Tag: Letícia Sabatella

  • Crítica | Querida Mamãe

    Crítica | Querida Mamãe

    Filme de Jeremias Moreira Filho, responsável pelas duas versões de O Menino da Porteira, o longa Querida Mamãe mostra uma história sobre rejeição familiar e novas descobertas. Heloisa é médica, interpretada por Leticia Sabatella, ela está entediada e ocupada demais em um processo de auto-rejeição causada por muitos fatores, entre eles os problemas com seu marido (Marat Descartes), sua filha adolescente e sua mãe, Dona Ruth (Selma Egrei), uma mulher severa e fria.

    Claramente a protagonista passa por um processo de depressão, não conseguindo lidar bem com toda a problemática que a envolve, e em meio a essa situação de sempre ser ignorada, ela encontra Leda (Claudia Missura), uma paciente que demonstra interesse por ela e a convida para posar para uma pintura. A partir daí ela se joga em um cenário onde suas carências passam a ser supridas, e onde ela finalmente volta a se sentir bem.

    O maior problema do roteiro de Moreira Filho, baseado na obra de Maria Adelaide Amaral, é que a maior parte das transições na vida de Heloisa são executadas de um modo muito rápido, e como sua postura desde o começo é a de estar sempre na defensiva, isso soa muito estranho e um pouco inverossímil. O desenrolar de sua vida sexual é muito mal vista pela sua família, quase sem exceção, e por incrível que pareça, quem mais aparenta ter alguma chance de aceitar uma possível descoberta de bissexualidade na protagonista, é exatamente sua mãe, uma mulher mais tradicional e conservadora.

    A grande questão é que essa pressa em tentar fazer as relações soarem naturais, também faz o restante dos dramas soarem confusos. A doença que acomete Ruth é mal explicada, e causa pouco impacto no espectador. As reações emocionais e brigas entre os parente são histriônicas demais e nada sutis. Tudo bem que tudo que envolve essas contendas são coisas graves e pesadas, mas ainda assim o tom é melodramático demais, parecido com os de novelas de baixa qualidade.

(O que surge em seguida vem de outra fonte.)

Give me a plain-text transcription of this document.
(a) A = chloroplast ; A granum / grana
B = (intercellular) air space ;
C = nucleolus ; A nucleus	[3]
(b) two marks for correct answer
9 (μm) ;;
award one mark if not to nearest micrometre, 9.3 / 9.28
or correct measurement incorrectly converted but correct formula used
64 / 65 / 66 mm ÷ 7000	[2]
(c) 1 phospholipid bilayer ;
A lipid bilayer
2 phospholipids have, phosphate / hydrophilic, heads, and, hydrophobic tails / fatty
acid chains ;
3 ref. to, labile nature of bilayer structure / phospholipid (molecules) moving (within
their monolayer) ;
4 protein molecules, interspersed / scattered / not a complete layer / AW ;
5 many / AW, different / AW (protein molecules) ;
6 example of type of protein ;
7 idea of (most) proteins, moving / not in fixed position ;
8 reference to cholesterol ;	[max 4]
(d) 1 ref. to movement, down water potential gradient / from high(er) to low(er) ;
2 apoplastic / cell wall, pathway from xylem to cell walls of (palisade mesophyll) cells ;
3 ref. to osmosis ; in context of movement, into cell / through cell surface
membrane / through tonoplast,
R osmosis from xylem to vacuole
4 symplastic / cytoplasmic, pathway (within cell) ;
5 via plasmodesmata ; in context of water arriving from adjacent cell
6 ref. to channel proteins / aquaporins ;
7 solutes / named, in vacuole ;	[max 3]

    O resultado final para Querida Mamãe é um filme que não parece pronto, com equívocos enormes em seu texto e que trata tão mal os temas espinhosos que levanta, que soa inclusive homofóbico. Em plena atualidade, um filme feito para adultos deixar acreditar que o clichê da descoberta da homossexualidade feminina ou bissexualidade é fruto de uma “fase” pela qual a mulher passa é de um desrespeito tremendo, e se agrava ainda mais depois que a questão é varrida para longe dos principais motes, apresentando então uma conciliação que não parecia possível no começo, tendo a gênese dessa questão exatamente a dissolução do casal de mulheres. Um filme que buscava ser terno e dar complexidade as questões familiares soa infantil e até reacionário em seu resultado final, fato que jamais combinaria com a obra de Adelaide Amaral, ainda mais se levar em conta o quão adocicado, conciliador e conformista foi o seu final.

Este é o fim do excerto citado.